Common assumptions about how vegetation affects wetland methane (CH4) flux include acting as conduits for CH4 release, providing carbon substrates for growth and activity of methanogenic organisms, and supplying oxygen to support CH4 oxidation. However, these effects may change through time, especially in seasonal wetlands that experience drying and rewetting, or change across space, dependent on proximity to vegetation. In a mesocosm study, we assessed the impacts of Typha on CH4 flux using clear flux chamber measurements directly over Typha plants (“whole-plant”), adjacent to Typha plants (where roots were present but no stems; “plant-adjacent”), and plant-free soils (“control”). During the establishment phase of the study (first 30 days), the whole-plant treatment had ~5 times higher CH4 flux rates (51.78 ± 8.16 mg-C m−2day−1) than plant-adjacent or control treatments, which was primarily due to plant-mediated transport, with little contribution from diffusive-only flux.
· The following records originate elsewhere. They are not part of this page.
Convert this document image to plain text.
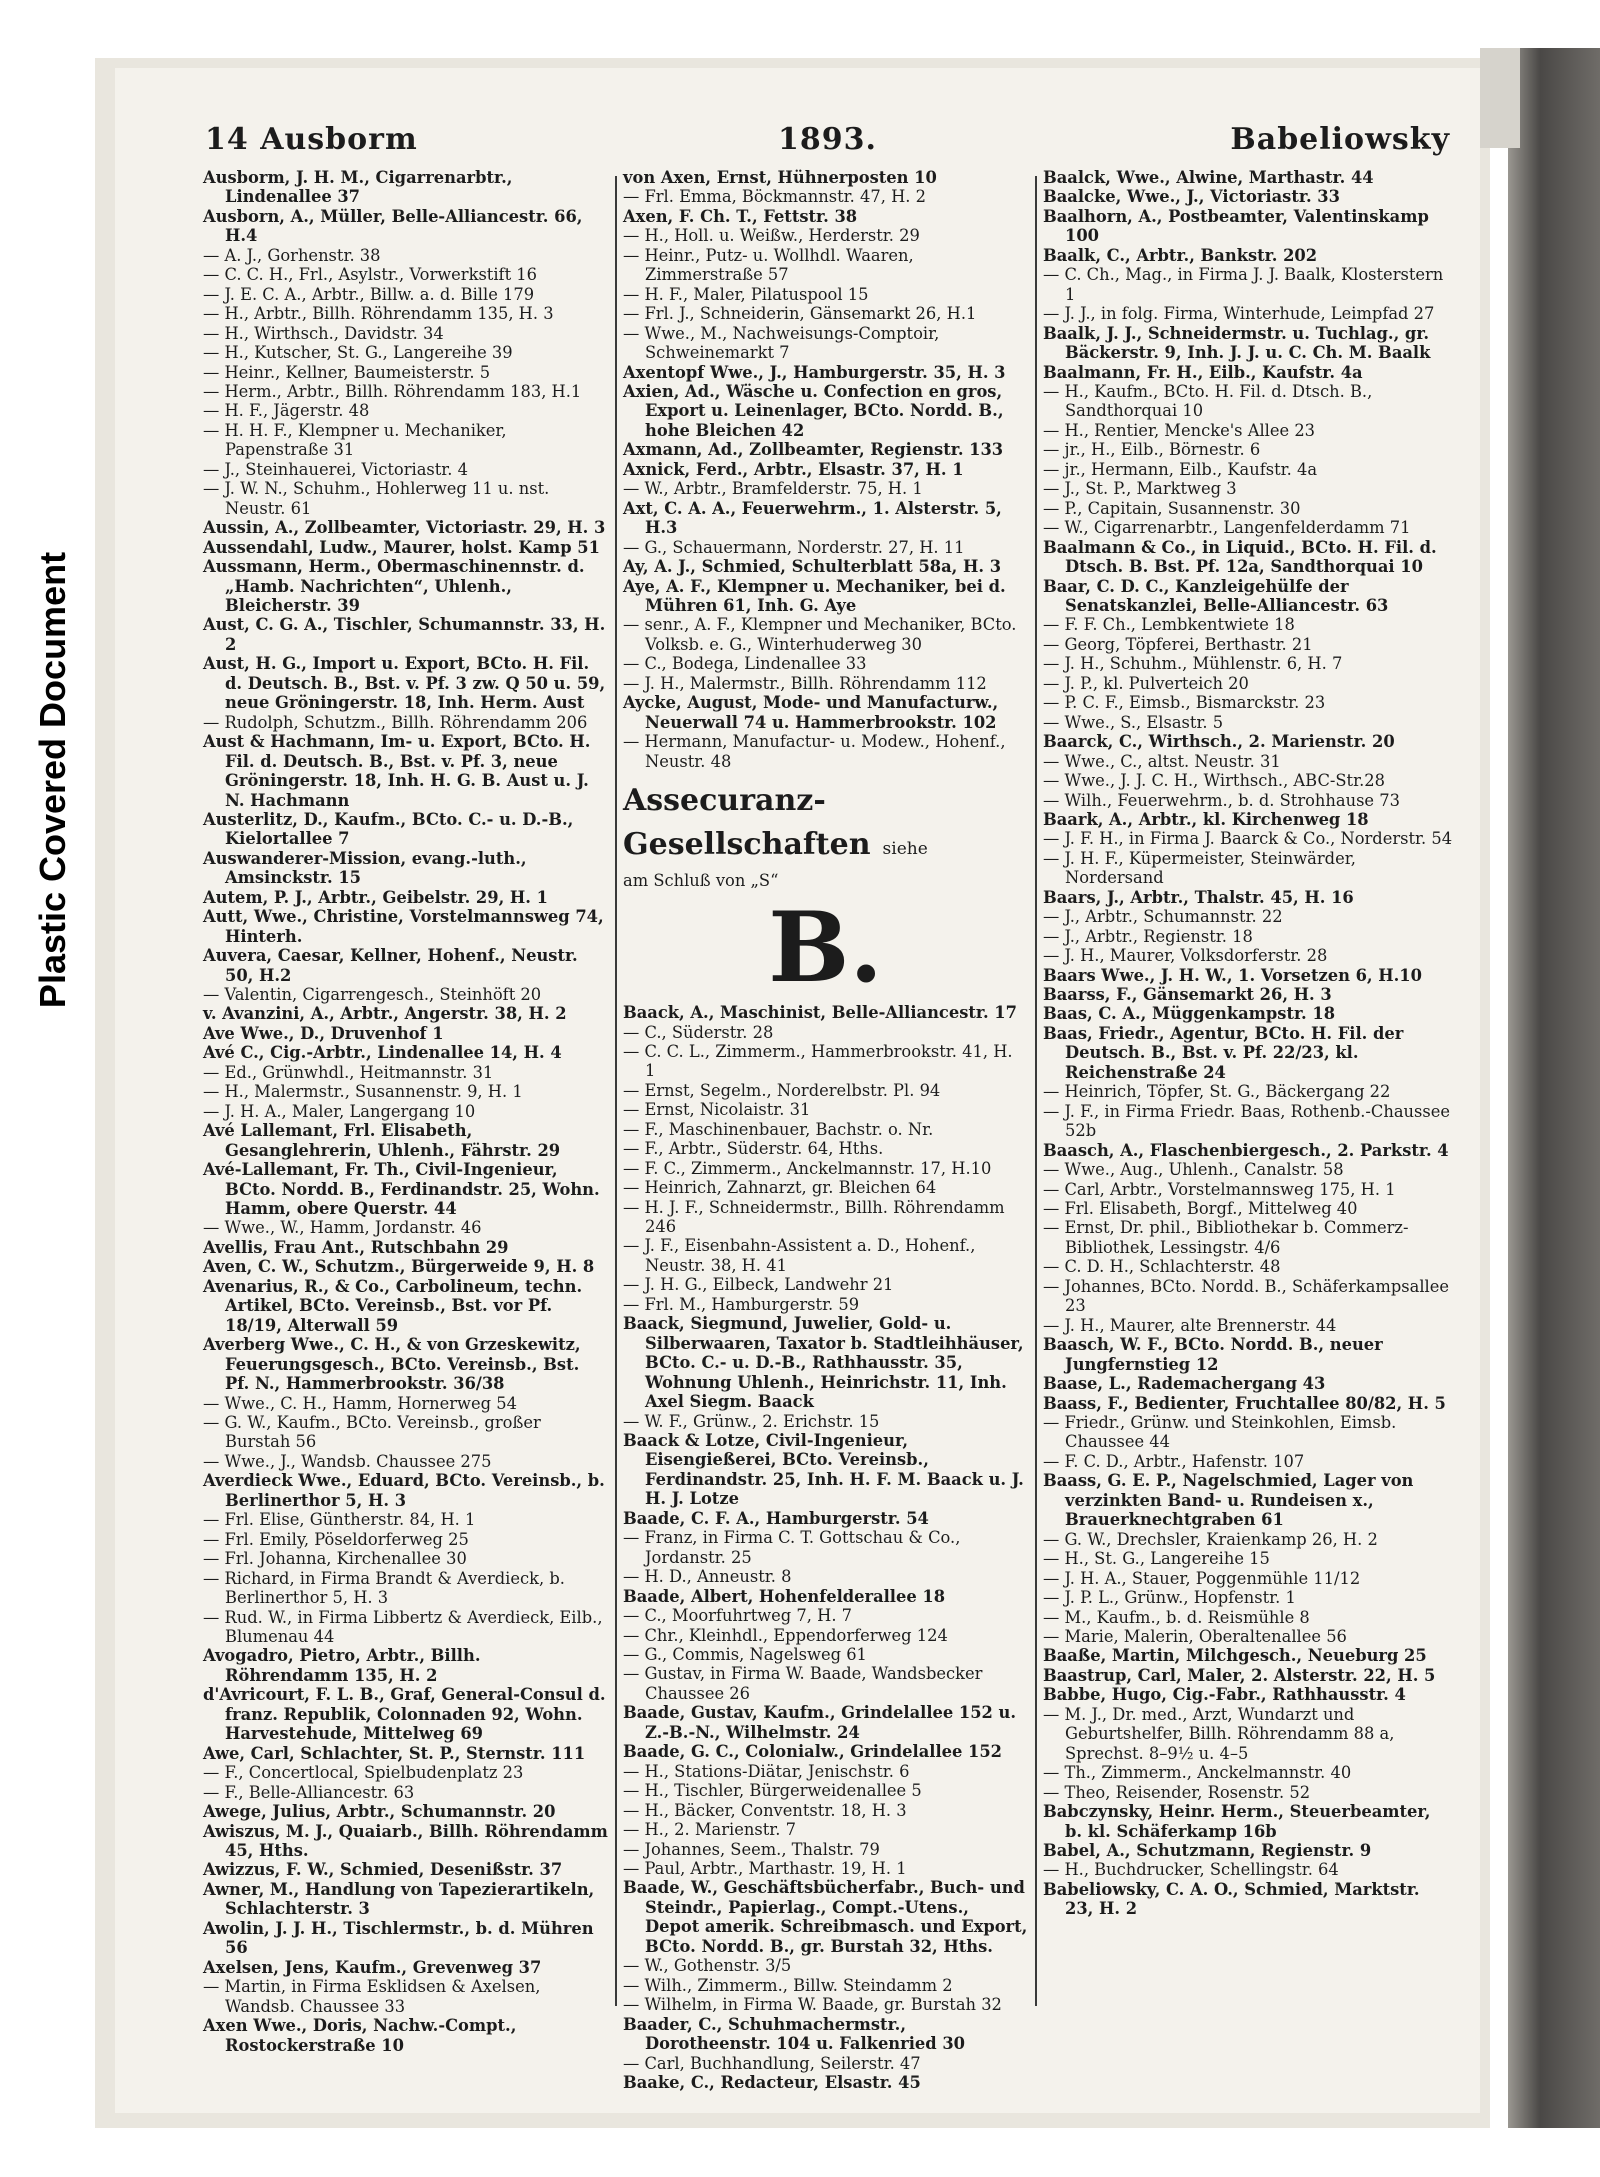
Plastic Covered Document
14 Ausborm	1893.	Babeliowsky
Ausborm, J. H. M., Cigarrenarbtr., Lindenallee 37
Ausborn, A., Müller, Belle-Alliancestr. 66, H.4
— A. J., Gorhenstr. 38
— C. C. H., Frl., Asylstr., Vorwerkstift 16
— J. E. C. A., Arbtr., Billw. a. d. Bille 179
— H., Arbtr., Billh. Röhrendamm 135, H. 3
— H., Wirthsch., Davidstr. 34
— H., Kutscher, St. G., Langereihe 39
— Heinr., Kellner, Baumeisterstr. 5
— Herm., Arbtr., Billh. Röhrendamm 183, H.1
— H. F., Jägerstr. 48
— H. H. F., Klempner u. Mechaniker, Papenstraße 31
— J., Steinhauerei, Victoriastr. 4
— J. W. N., Schuhm., Hohlerweg 11 u. nst. Neustr. 61
Aussin, A., Zollbeamter, Victoriastr. 29, H. 3
Aussendahl, Ludw., Maurer, holst. Kamp 51
Aussmann, Herm., Obermaschinennstr. d. „Hamb. Nachrichten“, Uhlenh., Bleicherstr. 39
Aust, C. G. A., Tischler, Schumannstr. 33, H. 2
Aust, H. G., Import u. Export, BCto. H. Fil. d. Deutsch. B., Bst. v. Pf. 3 zw. Q 50 u. 59, neue Gröningerstr. 18, Inh. Herm. Aust
— Rudolph, Schutzm., Billh. Röhrendamm 206
Aust & Hachmann, Im- u. Export, BCto. H. Fil. d. Deutsch. B., Bst. v. Pf. 3, neue Gröningerstr. 18, Inh. H. G. B. Aust u. J. N. Hachmann
Austerlitz, D., Kaufm., BCto. C.- u. D.-B., Kielortallee 7
Auswanderer-Mission, evang.-luth., Amsinckstr. 15
Autem, P. J., Arbtr., Geibelstr. 29, H. 1
Autt, Wwe., Christine, Vorstelmannsweg 74, Hinterh.
Auvera, Caesar, Kellner, Hohenf., Neustr. 50, H.2
— Valentin, Cigarrengesch., Steinhöft 20
v. Avanzini, A., Arbtr., Angerstr. 38, H. 2
Ave Wwe., D., Druvenhof 1
Avé C., Cig.-Arbtr., Lindenallee 14, H. 4
— Ed., Grünwhdl., Heitmannstr. 31
— H., Malermstr., Susannenstr. 9, H. 1
— J. H. A., Maler, Langergang 10
Avé Lallemant, Frl. Elisabeth, Gesanglehrerin, Uhlenh., Fährstr. 29
Avé-Lallemant, Fr. Th., Civil-Ingenieur, BCto. Nordd. B., Ferdinandstr. 25, Wohn. Hamm, obere Querstr. 44
— Wwe., W., Hamm, Jordanstr. 46
Avellis, Frau Ant., Rutschbahn 29
Aven, C. W., Schutzm., Bürgerweide 9, H. 8
Avenarius, R., & Co., Carbolineum, techn. Artikel, BCto. Vereinsb., Bst. vor Pf. 18/19, Alterwall 59
Averberg Wwe., C. H., & von Grzeskewitz, Feuerungsgesch., BCto. Vereinsb., Bst. Pf. N., Hammerbrookstr. 36/38
— Wwe., C. H., Hamm, Hornerweg 54
— G. W., Kaufm., BCto. Vereinsb., großer Burstah 56
— Wwe., J., Wandsb. Chaussee 275
Averdieck Wwe., Eduard, BCto. Vereinsb., b. Berlinerthor 5, H. 3
— Frl. Elise, Güntherstr. 84, H. 1
— Frl. Emily, Pöseldorferweg 25
— Frl. Johanna, Kirchenallee 30
— Richard, in Firma Brandt & Averdieck, b. Berlinerthor 5, H. 3
— Rud. W., in Firma Libbertz & Averdieck, Eilb., Blumenau 44
Avogadro, Pietro, Arbtr., Billh. Röhrendamm 135, H. 2
d'Avricourt, F. L. B., Graf, General-Consul d. franz. Republik, Colonnaden 92, Wohn. Harvestehude, Mittelweg 69
Awe, Carl, Schlachter, St. P., Sternstr. 111
— F., Concertlocal, Spielbudenplatz 23
— F., Belle-Alliancestr. 63
Awege, Julius, Arbtr., Schumannstr. 20
Awiszus, M. J., Quaiarb., Billh. Röhrendamm 45, Hths.
Awizzus, F. W., Schmied, Desenißstr. 37
Awner, M., Handlung von Tapezierartikeln, Schlachterstr. 3
Awolin, J. J. H., Tischlermstr., b. d. Mühren 56
Axelsen, Jens, Kaufm., Grevenweg 37
— Martin, in Firma Esklidsen & Axelsen, Wandsb. Chaussee 33
Axen Wwe., Doris, Nachw.-Compt., Rostockerstraße 10
von Axen, Ernst, Hühnerposten 10
— Frl. Emma, Böckmannstr. 47, H. 2
Axen, F. Ch. T., Fettstr. 38
— H., Holl. u. Weißw., Herderstr. 29
— Heinr., Putz- u. Wollhdl. Waaren, Zimmerstraße 57
— H. F., Maler, Pilatuspool 15
— Frl. J., Schneiderin, Gänsemarkt 26, H.1
— Wwe., M., Nachweisungs-Comptoir, Schweinemarkt 7
Axentopf Wwe., J., Hamburgerstr. 35, H. 3
Axien, Ad., Wäsche u. Confection en gros, Export u. Leinenlager, BCto. Nordd. B., hohe Bleichen 42
Axmann, Ad., Zollbeamter, Regienstr. 133
Axnick, Ferd., Arbtr., Elsastr. 37, H. 1
— W., Arbtr., Bramfelderstr. 75, H. 1
Axt, C. A. A., Feuerwehrm., 1. Alsterstr. 5, H.3
— G., Schauermann, Norderstr. 27, H. 11
Ay, A. J., Schmied, Schulterblatt 58a, H. 3
Aye, A. F., Klempner u. Mechaniker, bei d. Mühren 61, Inh. G. Aye
— senr., A. F., Klempner und Mechaniker, BCto. Volksb. e. G., Winterhuderweg 30
— C., Bodega, Lindenallee 33
— J. H., Malermstr., Billh. Röhrendamm 112
Aycke, August, Mode- und Manufacturw., Neuerwall 74 u. Hammerbrookstr. 102
— Hermann, Manufactur- u. Modew., Hohenf., Neustr. 48
Assecuranz-Gesellschaften siehe
am Schluß von „S“
B.
Baack, A., Maschinist, Belle-Alliancestr. 17
— C., Süderstr. 28
— C. C. L., Zimmerm., Hammerbrookstr. 41, H. 1
— Ernst, Segelm., Norderelbstr. Pl. 94
— Ernst, Nicolaistr. 31
— F., Maschinenbauer, Bachstr. o. Nr.
— F., Arbtr., Süderstr. 64, Hths.
— F. C., Zimmerm., Anckelmannstr. 17, H.10
— Heinrich, Zahnarzt, gr. Bleichen 64
— H. J. F., Schneidermstr., Billh. Röhrendamm 246
— J. F., Eisenbahn-Assistent a. D., Hohenf., Neustr. 38, H. 41
— J. H. G., Eilbeck, Landwehr 21
— Frl. M., Hamburgerstr. 59
Baack, Siegmund, Juwelier, Gold- u. Silberwaaren, Taxator b. Stadtleihhäuser, BCto. C.- u. D.-B., Rathhausstr. 35, Wohnung Uhlenh., Heinrichstr. 11, Inh. Axel Siegm. Baack
— W. F., Grünw., 2. Erichstr. 15
Baack & Lotze, Civil-Ingenieur, Eisengießerei, BCto. Vereinsb., Ferdinandstr. 25, Inh. H. F. M. Baack u. J. H. J. Lotze
Baade, C. F. A., Hamburgerstr. 54
— Franz, in Firma C. T. Gottschau & Co., Jordanstr. 25
— H. D., Anneustr. 8
Baade, Albert, Hohenfelderallee 18
— C., Moorfuhrtweg 7, H. 7
— Chr., Kleinhdl., Eppendorferweg 124
— G., Commis, Nagelsweg 61
— Gustav, in Firma W. Baade, Wandsbecker Chaussee 26
Baade, Gustav, Kaufm., Grindelallee 152 u. Z.-B.-N., Wilhelmstr. 24
Baade, G. C., Colonialw., Grindelallee 152
— H., Stations-Diätar, Jenischstr. 6
— H., Tischler, Bürgerweidenallee 5
— H., Bäcker, Conventstr. 18, H. 3
— H., 2. Marienstr. 7
— Johannes, Seem., Thalstr. 79
— Paul, Arbtr., Marthastr. 19, H. 1
Baade, W., Geschäftsbücherfabr., Buch- und Steindr., Papierlag., Compt.-Utens., Depot amerik. Schreibmasch. und Export, BCto. Nordd. B., gr. Burstah 32, Hths.
— W., Gothenstr. 3/5
— Wilh., Zimmerm., Billw. Steindamm 2
— Wilhelm, in Firma W. Baade, gr. Burstah 32
Baader, C., Schuhmachermstr., Dorotheenstr. 104 u. Falkenried 30
— Carl, Buchhandlung, Seilerstr. 47
Baake, C., Redacteur, Elsastr. 45
Baalck, Wwe., Alwine, Marthastr. 44
Baalcke, Wwe., J., Victoriastr. 33
Baalhorn, A., Postbeamter, Valentinskamp 100
Baalk, C., Arbtr., Bankstr. 202
— C. Ch., Mag., in Firma J. J. Baalk, Klosterstern 1
— J. J., in folg. Firma, Winterhude, Leimpfad 27
Baalk, J. J., Schneidermstr. u. Tuchlag., gr. Bäckerstr. 9, Inh. J. J. u. C. Ch. M. Baalk
Baalmann, Fr. H., Eilb., Kaufstr. 4a
— H., Kaufm., BCto. H. Fil. d. Dtsch. B., Sandthorquai 10
— H., Rentier, Mencke's Allee 23
— jr., H., Eilb., Börnestr. 6
— jr., Hermann, Eilb., Kaufstr. 4a
— J., St. P., Marktweg 3
— P., Capitain, Susannenstr. 30
— W., Cigarrenarbtr., Langenfelderdamm 71
Baalmann & Co., in Liquid., BCto. H. Fil. d. Dtsch. B. Bst. Pf. 12a, Sandthorquai 10
Baar, C. D. C., Kanzleigehülfe der Senatskanzlei, Belle-Alliancestr. 63
— F. F. Ch., Lembkentwiete 18
— Georg, Töpferei, Berthastr. 21
— J. H., Schuhm., Mühlenstr. 6, H. 7
— J. P., kl. Pulverteich 20
— P. C. F., Eimsb., Bismarckstr. 23
— Wwe., S., Elsastr. 5
Baarck, C., Wirthsch., 2. Marienstr. 20
— Wwe., C., altst. Neustr. 31
— Wwe., J. J. C. H., Wirthsch., ABC-Str.28
— Wilh., Feuerwehrm., b. d. Strohhause 73
Baark, A., Arbtr., kl. Kirchenweg 18
— J. F. H., in Firma J. Baarck & Co., Norderstr. 54
— J. H. F., Küpermeister, Steinwärder, Nordersand
Baars, J., Arbtr., Thalstr. 45, H. 16
— J., Arbtr., Schumannstr. 22
— J., Arbtr., Regienstr. 18
— J. H., Maurer, Volksdorferstr. 28
Baars Wwe., J. H. W., 1. Vorsetzen 6, H.10
Baarss, F., Gänsemarkt 26, H. 3
Baas, C. A., Müggenkampstr. 18
Baas, Friedr., Agentur, BCto. H. Fil. der Deutsch. B., Bst. v. Pf. 22/23, kl. Reichenstraße 24
— Heinrich, Töpfer, St. G., Bäckergang 22
— J. F., in Firma Friedr. Baas, Rothenb.-Chaussee 52b
Baasch, A., Flaschenbiergesch., 2. Parkstr. 4
— Wwe., Aug., Uhlenh., Canalstr. 58
— Carl, Arbtr., Vorstelmannsweg 175, H. 1
— Frl. Elisabeth, Borgf., Mittelweg 40
— Ernst, Dr. phil., Bibliothekar b. Commerz-Bibliothek, Lessingstr. 4/6
— C. D. H., Schlachterstr. 48
— Johannes, BCto. Nordd. B., Schäferkampsallee 23
— J. H., Maurer, alte Brennerstr. 44
Baasch, W. F., BCto. Nordd. B., neuer Jungfernstieg 12
Baase, L., Rademachergang 43
Baass, F., Bedienter, Fruchtallee 80/82, H. 5
— Friedr., Grünw. und Steinkohlen, Eimsb. Chaussee 44
— F. C. D., Arbtr., Hafenstr. 107
Baass, G. E. P., Nagelschmied, Lager von verzinkten Band- u. Rundeisen x., Brauerknechtgraben 61
— G. W., Drechsler, Kraienkamp 26, H. 2
— H., St. G., Langereihe 15
— J. H. A., Stauer, Poggenmühle 11/12
— J. P. L., Grünw., Hopfenstr. 1
— M., Kaufm., b. d. Reismühle 8
— Marie, Malerin, Oberaltenallee 56
Baaße, Martin, Milchgesch., Neueburg 25
Baastrup, Carl, Maler, 2. Alsterstr. 22, H. 5
Babbe, Hugo, Cig.-Fabr., Rathhausstr. 4
— M. J., Dr. med., Arzt, Wundarzt und Geburtshelfer, Billh. Röhrendamm 88 a, Sprechst. 8–9½ u. 4–5
— Th., Zimmerm., Anckelmannstr. 40
— Theo, Reisender, Rosenstr. 52
Babczynsky, Heinr. Herm., Steuerbeamter, b. kl. Schäferkamp 16b
Babel, A., Schutzmann, Regienstr. 9
— H., Buchdrucker, Schellingstr. 64
Babeliowsky, C. A. O., Schmied, Marktstr. 23, H. 2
However, porewater CH4 concentrations were relatively low directly below whole-plant and in neighboring plant-adjacent treatments, while controls accumulated a highly concentrated reservoir of porewater CH4. When the water table was drawn down to simulate seasonal drying, reserve porewater CH4 from control soil was released as a pulse, equaling the earlier higher CH4 emissions from whole-plants. Plant-adjacent treatments, which had neither plant-mediated CH4 transport nor a concentrated reservoir of porewater CH4, had low CH4 flux throughout the study. Our findings indicate that in seasonal wetlands, vegetation affects the timing and location of CH4 emissions. These results have important mechanistic and methodological implications for understanding the role of vegetation on wetland CH4 flux.